Some euphemistic forms are surprisingly old. It is astonishing to read in Philip Stubbes’s Anatomie of Abuses (1583) that “The word pussie is now used of a woman” (97). Although the meaning is uncertain, it is unlikely that Stubbes, a noted Puritan, would have commented on the usage if it were innocent. A clearer source of innuendo dated 1664 is this mock-heroic toast from Virgil Travestie: “Æneas, here’s a health to thee, / To pusse and to good company.” (However, the OED questioned this interpretation.) After a long period of limited underground usage, the word has surfaced again, more in American usage than in British. It is especially common in African-American currency meaning variously the vagina, women perceived as a sexual object, and as a term in sexual politics, as in pussy-whipped, meaning “henpecked.” In this context Germaine Greer coined the ironic term pussy-power for female manipulation by “wheedling and caressing, instead of challenging” (The Female Eunuch 1970, 126). The global currency is wider than expected: Pidgin English in Melanesia has pus-pus, a reduplicative form meaning “to have sexual intercourse,” while Afrikaanspoes (pronounced as “puss”) is a highly taboo term for the vagina. In an amusingly reticent caution, Professor Nicolas Mansvelt commented in 1884 in his “Proeve van een Kaapsch- Hollandsch Idioticon” (“Examples of the Cape-Dutch Dialect”) that the new arrival from Holland “takes a risk if he addresses a Cape cat.”

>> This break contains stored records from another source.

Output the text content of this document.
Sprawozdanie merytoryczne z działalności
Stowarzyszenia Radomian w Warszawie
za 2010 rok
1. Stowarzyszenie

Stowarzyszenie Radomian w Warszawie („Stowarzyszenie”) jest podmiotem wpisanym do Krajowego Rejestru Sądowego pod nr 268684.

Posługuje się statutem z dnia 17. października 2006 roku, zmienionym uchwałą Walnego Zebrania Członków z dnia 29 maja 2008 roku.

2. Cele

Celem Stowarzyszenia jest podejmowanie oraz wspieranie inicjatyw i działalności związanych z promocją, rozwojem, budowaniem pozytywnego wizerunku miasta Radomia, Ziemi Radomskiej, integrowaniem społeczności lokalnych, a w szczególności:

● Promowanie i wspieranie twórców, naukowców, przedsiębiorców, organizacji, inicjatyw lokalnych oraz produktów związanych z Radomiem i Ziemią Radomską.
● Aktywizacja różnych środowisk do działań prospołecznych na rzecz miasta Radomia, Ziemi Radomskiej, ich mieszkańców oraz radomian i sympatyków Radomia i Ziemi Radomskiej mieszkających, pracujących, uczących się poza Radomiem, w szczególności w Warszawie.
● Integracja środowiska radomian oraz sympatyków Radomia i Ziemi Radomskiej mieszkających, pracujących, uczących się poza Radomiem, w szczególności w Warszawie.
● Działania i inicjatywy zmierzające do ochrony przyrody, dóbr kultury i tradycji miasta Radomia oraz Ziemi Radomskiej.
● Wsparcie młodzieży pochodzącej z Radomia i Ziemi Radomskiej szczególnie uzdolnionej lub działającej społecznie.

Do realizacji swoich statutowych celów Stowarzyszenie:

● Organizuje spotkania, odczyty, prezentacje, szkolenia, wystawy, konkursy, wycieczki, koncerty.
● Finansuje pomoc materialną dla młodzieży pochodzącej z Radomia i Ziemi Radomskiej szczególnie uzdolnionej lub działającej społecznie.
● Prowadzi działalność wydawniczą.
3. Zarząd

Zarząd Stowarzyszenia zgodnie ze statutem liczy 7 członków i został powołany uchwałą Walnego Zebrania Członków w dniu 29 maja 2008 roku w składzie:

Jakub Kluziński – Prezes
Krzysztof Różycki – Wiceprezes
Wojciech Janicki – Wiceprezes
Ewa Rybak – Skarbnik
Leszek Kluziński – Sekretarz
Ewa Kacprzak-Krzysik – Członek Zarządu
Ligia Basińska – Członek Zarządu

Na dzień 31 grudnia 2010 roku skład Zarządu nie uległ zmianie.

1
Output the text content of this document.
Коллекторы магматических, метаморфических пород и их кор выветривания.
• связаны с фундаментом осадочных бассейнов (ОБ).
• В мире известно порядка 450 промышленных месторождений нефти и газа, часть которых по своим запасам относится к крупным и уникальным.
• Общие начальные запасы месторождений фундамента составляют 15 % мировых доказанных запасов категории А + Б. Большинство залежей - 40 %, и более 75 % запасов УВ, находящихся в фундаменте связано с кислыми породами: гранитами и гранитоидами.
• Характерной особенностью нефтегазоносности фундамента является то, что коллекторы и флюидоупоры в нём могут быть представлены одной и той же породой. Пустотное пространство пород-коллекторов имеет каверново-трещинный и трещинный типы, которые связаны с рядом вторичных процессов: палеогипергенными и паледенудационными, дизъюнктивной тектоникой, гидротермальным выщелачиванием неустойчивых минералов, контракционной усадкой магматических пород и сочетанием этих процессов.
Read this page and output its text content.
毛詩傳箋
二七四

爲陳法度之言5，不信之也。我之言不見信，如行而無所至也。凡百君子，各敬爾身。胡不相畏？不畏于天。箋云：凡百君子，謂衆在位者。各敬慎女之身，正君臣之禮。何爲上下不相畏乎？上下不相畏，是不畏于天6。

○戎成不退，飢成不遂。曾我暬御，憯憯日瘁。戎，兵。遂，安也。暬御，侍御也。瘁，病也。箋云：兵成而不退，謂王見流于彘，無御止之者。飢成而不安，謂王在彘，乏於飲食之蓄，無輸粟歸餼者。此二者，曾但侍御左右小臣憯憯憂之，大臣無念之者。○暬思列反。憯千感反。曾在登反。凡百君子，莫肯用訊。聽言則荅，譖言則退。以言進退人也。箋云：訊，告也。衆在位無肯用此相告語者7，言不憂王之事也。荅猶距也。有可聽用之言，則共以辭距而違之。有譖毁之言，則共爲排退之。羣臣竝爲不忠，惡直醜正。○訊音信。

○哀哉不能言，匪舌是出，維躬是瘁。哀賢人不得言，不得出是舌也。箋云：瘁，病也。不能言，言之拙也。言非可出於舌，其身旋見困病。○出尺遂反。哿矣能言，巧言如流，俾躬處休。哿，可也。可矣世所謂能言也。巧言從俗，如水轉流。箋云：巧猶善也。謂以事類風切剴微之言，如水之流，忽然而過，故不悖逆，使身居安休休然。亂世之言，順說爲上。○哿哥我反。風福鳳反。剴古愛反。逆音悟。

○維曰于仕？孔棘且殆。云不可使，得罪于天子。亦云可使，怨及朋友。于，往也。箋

Another euphemistic disguise-form is cunny, found in Thomas D’Urfey’s saucy lyric (1720): “All my Delight is a Cunny in the Night” (Pills VI 197). The emergence of this form drove out the old word for a rabbit, namely cony or coney, which had a similar pronunciation and had been in use since the thirteenth century. Although the OED did not include cunny, it did comment on coney: “It is possible that the desire to avoid certain vulgar association of the word in the cunny form may have contributed to a different pronunciation” (as in Coney Island). However, the authority included such punning usages as “They cry like poulterers’ wives, ‘No money, no coney'” (1622, Philip Massinger, The Virgin Martyr II i). A pamphlet in 1652 refers suggestively to “Cupid’s Coneyberie or the Park of Pleasure,” while in its other form the word yielded cunny-warren for “a brothel” and cunny-hunter for “a whoremonger,” before losing its obscene sense. Shakespeare generally avoided the more direct terms, but exploited suggestive disguise-forms like cut, constable(previously and still often pronounced “cunstable”), and country (in Hamlet III ii 116-22), further discussed in the entries for William Shakespeare and Eric Partridge. References to the low countries are invariably bawdy. The taboo against the use of cunt remains strong, but not absolute. However, the older euphemisms queynte, quim, cunny, and coney have generally become obsolete.